States no longer infected by WPV1 or cVDPV, but which remain vulnerable to re-infection by WPV or cVDPV

WPV1

  • Cameroon (last case 9 Jul 2014)
  • Niger (last case 15 Nov 2012)
  • Chad (last case 14 Jun 2012)
  • Central African Republic (last case 8 Dec 2011)

cVDPV

  • Ukraine (last case 7th July 2015)
  • Madagascar (last case 22nd August 2015)
  • Myanmar (last case 5th October 2015)
  • Guinea (last case 14th December 2015)
  • Lao PDR (last case 11th January 2016)

These countries should:

  • Urgently strengthen routine immunization to boost population immunity.
  • Enhance surveillance quality to reduce the risk of undetected WPV1 and cVDPV transmission, particularly among high risk mobile and vulnerable populations.
  • Intensify efforts to ensure vaccination of mobile and cross­border populations, Internally Displaced Persons, refugees and other vulnerable groups.
  • Enhance regional cooperation and cross border coordination to ensure prompt detection of WPV1 and cVDPV, and vaccination of high risk population groups.
  • Maintain these measures with documentation of full application of high quality surveillance and vaccination activities.
  • At the end of 12 months* without evidence of reintroduction of WPV1 or new emergence and circulation of cVDPV, provide a report to the Director General on measures taken to implement the Temporary Recommendations.

*For the Lake Chad countries, this will be 12 months after the last case of WPV1 or cVDPV2, whichever is the latest, in the sub-region. Based on the last cases (above) in Ukraine the report will be due August 2017, for Myanmar in November 2017, for Madagascar in September 2017, for Guinea in January 2017, and in Lao PDR February 2018).

Additional considerations

The committee advised WHO to carefully review the event in the Netherlands, and also to review all applicable existing guidance to prevent and respond to such accidental release, and develop further guidance as necessary.

The committee noted that the VDPV in the Russian Federation was still unclassified, and that the event would be given further consideration at the European Regional Certification Commission in June and is still under review by the Advisory Committee for the release of mOPV2 vaccine.
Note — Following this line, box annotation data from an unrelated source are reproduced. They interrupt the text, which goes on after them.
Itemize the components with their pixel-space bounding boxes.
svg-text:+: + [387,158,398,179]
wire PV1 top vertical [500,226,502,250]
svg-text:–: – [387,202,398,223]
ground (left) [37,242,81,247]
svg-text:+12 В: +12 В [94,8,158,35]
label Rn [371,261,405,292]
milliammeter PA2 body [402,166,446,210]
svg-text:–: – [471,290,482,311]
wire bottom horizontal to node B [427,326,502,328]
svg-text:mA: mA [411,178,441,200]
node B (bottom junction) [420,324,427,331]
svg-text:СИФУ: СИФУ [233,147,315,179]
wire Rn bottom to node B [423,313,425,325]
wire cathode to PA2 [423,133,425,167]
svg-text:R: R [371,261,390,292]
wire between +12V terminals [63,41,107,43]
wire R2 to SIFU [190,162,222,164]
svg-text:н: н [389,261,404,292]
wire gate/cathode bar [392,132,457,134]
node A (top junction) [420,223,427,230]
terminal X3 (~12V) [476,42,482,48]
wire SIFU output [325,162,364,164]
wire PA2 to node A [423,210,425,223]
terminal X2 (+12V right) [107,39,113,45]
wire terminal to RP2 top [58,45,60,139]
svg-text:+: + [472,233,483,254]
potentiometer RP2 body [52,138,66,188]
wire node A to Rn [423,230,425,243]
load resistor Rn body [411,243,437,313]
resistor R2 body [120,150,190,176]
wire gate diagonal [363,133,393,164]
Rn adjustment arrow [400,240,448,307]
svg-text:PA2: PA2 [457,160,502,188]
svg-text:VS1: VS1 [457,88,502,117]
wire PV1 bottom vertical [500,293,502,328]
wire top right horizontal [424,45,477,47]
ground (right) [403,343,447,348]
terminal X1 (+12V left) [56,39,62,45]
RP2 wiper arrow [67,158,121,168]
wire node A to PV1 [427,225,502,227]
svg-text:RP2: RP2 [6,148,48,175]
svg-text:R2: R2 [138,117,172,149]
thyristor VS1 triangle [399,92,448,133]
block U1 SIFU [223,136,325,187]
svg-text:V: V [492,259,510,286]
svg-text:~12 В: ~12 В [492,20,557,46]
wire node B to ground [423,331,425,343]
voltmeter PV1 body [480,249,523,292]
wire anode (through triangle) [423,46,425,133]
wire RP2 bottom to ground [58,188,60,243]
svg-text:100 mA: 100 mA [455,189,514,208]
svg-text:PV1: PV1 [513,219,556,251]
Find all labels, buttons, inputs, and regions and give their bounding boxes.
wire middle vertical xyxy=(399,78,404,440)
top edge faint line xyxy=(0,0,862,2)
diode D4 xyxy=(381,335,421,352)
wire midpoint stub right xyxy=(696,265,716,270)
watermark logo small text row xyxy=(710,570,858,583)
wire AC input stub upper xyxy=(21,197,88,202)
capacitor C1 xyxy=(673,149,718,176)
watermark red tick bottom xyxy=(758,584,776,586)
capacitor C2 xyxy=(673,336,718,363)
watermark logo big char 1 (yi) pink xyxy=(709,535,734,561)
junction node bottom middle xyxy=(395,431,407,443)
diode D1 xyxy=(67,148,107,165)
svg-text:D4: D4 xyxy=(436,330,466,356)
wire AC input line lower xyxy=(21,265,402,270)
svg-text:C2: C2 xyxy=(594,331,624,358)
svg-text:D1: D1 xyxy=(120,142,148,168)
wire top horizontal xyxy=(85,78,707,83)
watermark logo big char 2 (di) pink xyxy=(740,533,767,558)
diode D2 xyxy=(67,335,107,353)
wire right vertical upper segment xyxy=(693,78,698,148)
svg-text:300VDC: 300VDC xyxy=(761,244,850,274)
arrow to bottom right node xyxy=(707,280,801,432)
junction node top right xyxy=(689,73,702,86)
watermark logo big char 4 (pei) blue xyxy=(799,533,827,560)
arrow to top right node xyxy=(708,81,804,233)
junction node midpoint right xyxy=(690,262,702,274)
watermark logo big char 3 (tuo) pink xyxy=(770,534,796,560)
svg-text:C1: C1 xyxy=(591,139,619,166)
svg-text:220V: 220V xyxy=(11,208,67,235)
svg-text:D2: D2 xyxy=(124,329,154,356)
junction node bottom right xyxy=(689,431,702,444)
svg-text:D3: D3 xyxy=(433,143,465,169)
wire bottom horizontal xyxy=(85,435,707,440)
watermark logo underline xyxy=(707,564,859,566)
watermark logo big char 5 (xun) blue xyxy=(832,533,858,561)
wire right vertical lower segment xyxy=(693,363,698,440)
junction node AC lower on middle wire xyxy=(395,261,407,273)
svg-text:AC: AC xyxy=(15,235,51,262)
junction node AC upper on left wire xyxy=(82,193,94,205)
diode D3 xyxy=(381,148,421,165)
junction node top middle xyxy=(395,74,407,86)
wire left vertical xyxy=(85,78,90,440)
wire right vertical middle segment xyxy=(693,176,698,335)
The Committee strongly urged global partners in polio eradication to provide optimal support to all infected and vulnerable countries at this critical time in the polio eradication programme for implementation of the Temporary Recommendations under the IHR, as well as providing ongoing support to all countries that were previously subject to Temporary Recommendations (Somalia, Ethiopia, Syria, Iraq and Israel).

The Committee noted a detailed analysis of the public health benefits and costs of implementing temporary recommendations was completed and was currently undergoing peer review prior to publication.

The Committee urged all countries to avoid complacency which could easily lead to a polio resurgence. Surveillance particularly needs careful attention to quickly detect any resurgent transmission, and careful assessment of where insecurity and inaccessibility impact on surveillance. Similarly, there needs to be tracking of populations where there are high proportions of unvaccinated children due to inaccessibility.

Based on the advice concerning WPV1 and cVDPV, and the reports made by Afghanistan, Pakistan, Nigeria, and Equatorial Guinea, the Director General accepted the Committee’s assessment and on 2 May 2017 determined that the events relating to poliovirus continue to constitute a PHEIC, with respect to WPV1 and cVDPV. The Director General endorsed the Committee’s recommendations for countries falling into the definition for ‘States infected with WPV1, cVDPV1 or cVDPV3 with potential risk for international spread’, ‘States infected with cVDPV2’ and for ‘States no longer infected by WPV1 or cVDPV, but which remain vulnerable to re-infection by WPV or cVDPV’ and extended the Temporary Recommendations as revised by the Committee under the IHR to reduce the risk of international spread of poliovirus, effective 2 May 2017.

The Director General thanked the Committee Members and Advisors for their advice.